For disk library , what type of disk policies is suitable for better read and write throughput :
Disk Caching
Read Policy
Write Policy
Enabled
Read Ahead
Write Back
Best answer by Onno van den Berg
I personally would set it to Write Through because once the first full have landed you will have benefit from deduplication resulting in much less writes. Doing so makes sure the data lands on the disks which is somewhat saver. Yes, it is somewhat slower but on backup I do not care so much because I prefer data integrity above write performance. In the end it all comes back to reads because once you have recover data then you want to have it back as fast as it can be!
We’re happy to provide additional assistance with troubleshooting the performance issues, but will need some log information to do so. Please let us know if we can be assistance.
Commvault’ s IO profile ranges from 40% read & 60% random during backup/restore operations.

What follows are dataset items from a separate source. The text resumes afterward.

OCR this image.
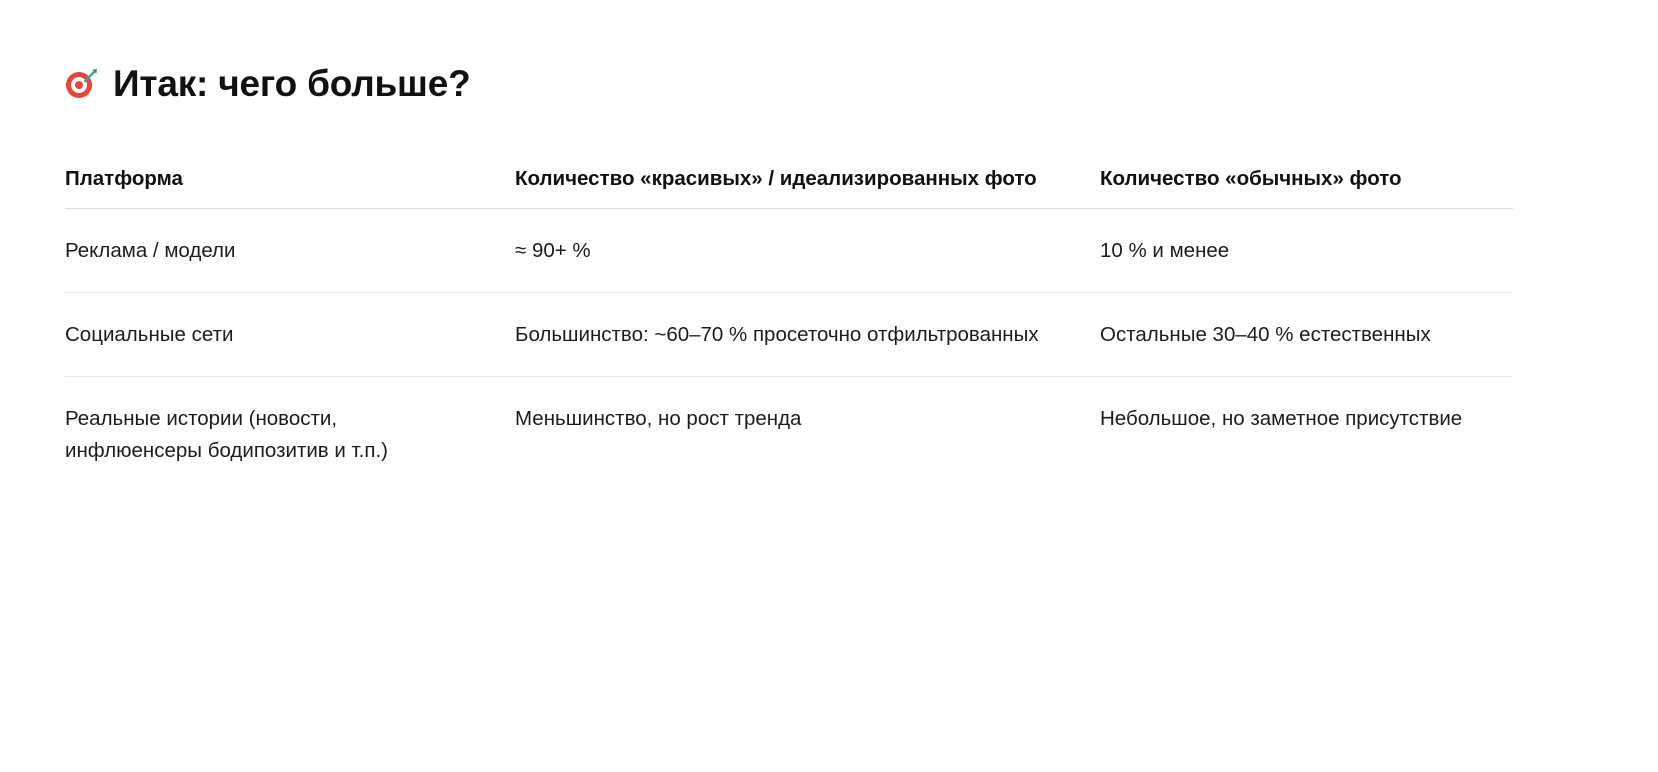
Итак: чего больше?
Платформа	Количество «красивых» / идеализированных фото	Количество «обычных» фото
Реклама / модели	≈ 90+ %	10 % и менее
Социальные сети	Большинство: ~60–70 % просеточно отфильтрованных	Остальные 30–40 % естественных
Реальные истории (новости, инфлюенсеры бодипозитив и т.п.)	Меньшинство, но рост тренда	Небольшое, но заметное присутствие
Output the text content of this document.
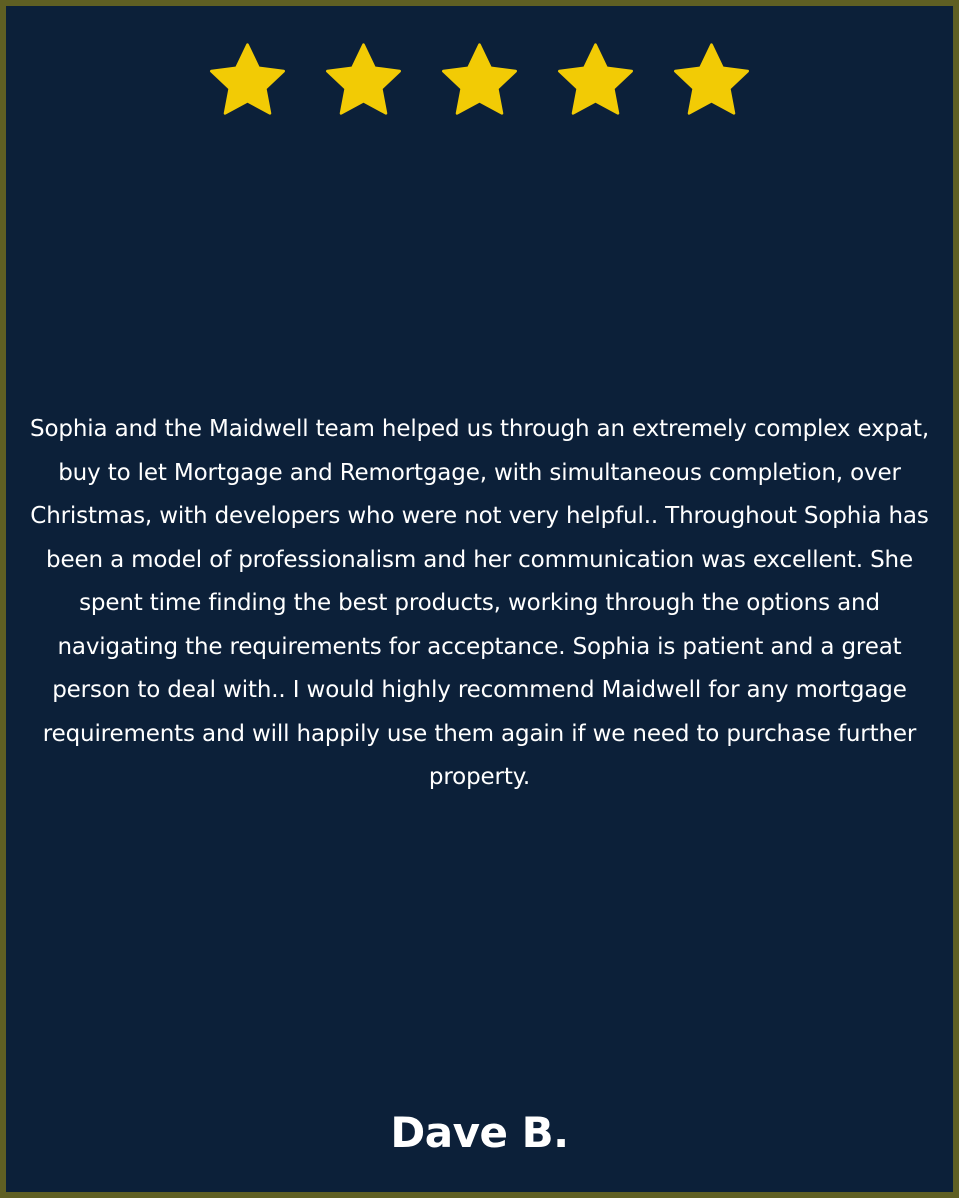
Sophia and the Maidwell team helped us through an extremely complex expat, buy to let Mortgage and Remortgage, with simultaneous completion, over Christmas, with developers who were not very helpful.. Throughout Sophia has been a model of professionalism and her communication was excellent. She spent time finding the best products, working through the options and navigating the requirements for acceptance. Sophia is patient and a great person to deal with.. I would highly recommend Maidwell for any mortgage requirements and will happily use them again if we need to purchase further property.

Dave B.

As far as the recommended settings for the disk library, we would need to know the brand/model that you’re using to suggest recommendations. Also, things like raid configuration (if used), Commvault Version etc.
It will perform sequential read operations during recovery tasks. As @NVFD411 already suggested if you need more info then you will have to deliver more information. One thing to check on the storage is the read latency as well as disk utilization in case it is using spindles. As for the recommended configuration it all depends on the kind of disk controller/storage type. Disk caching however will not have a lot of effect.
I personally would set it to Write Through because once the first full have landed you will have benefit from deduplication resulting in much less writes. Doing so makes sure the data lands on the disks which is somewhat saver. Yes, it is somewhat slower but on backup I do not care so much because I prefer data integrity above write performance. In the end it all comes back to reads because once you have recover data then you want to have it back as fast as it can be!
Yes, it is sequential but read ahead without having context with the data will not result in any benefit. This because in case deduplication is enabled hen it will write the unique data in a chunk file but there is a big chance that duplicate data is located in a different chunk file. so yes, the behavior is sequential but it doesn't mean Commvault will have to read all the data segments from the file.
Example: Commvault also offers read-ahead tweaks who offer similar functionality for a cloud library. Now we noticed during recovery operations that if you enable and tweak it aggressively that you will pull more more data from the cloud then required. We sometimes pulled over more than 150% of the amount of data for a particular restore.
Would be awesome if someone from engineering could bridge in here to verify if my dialog is correct and share additional information with us.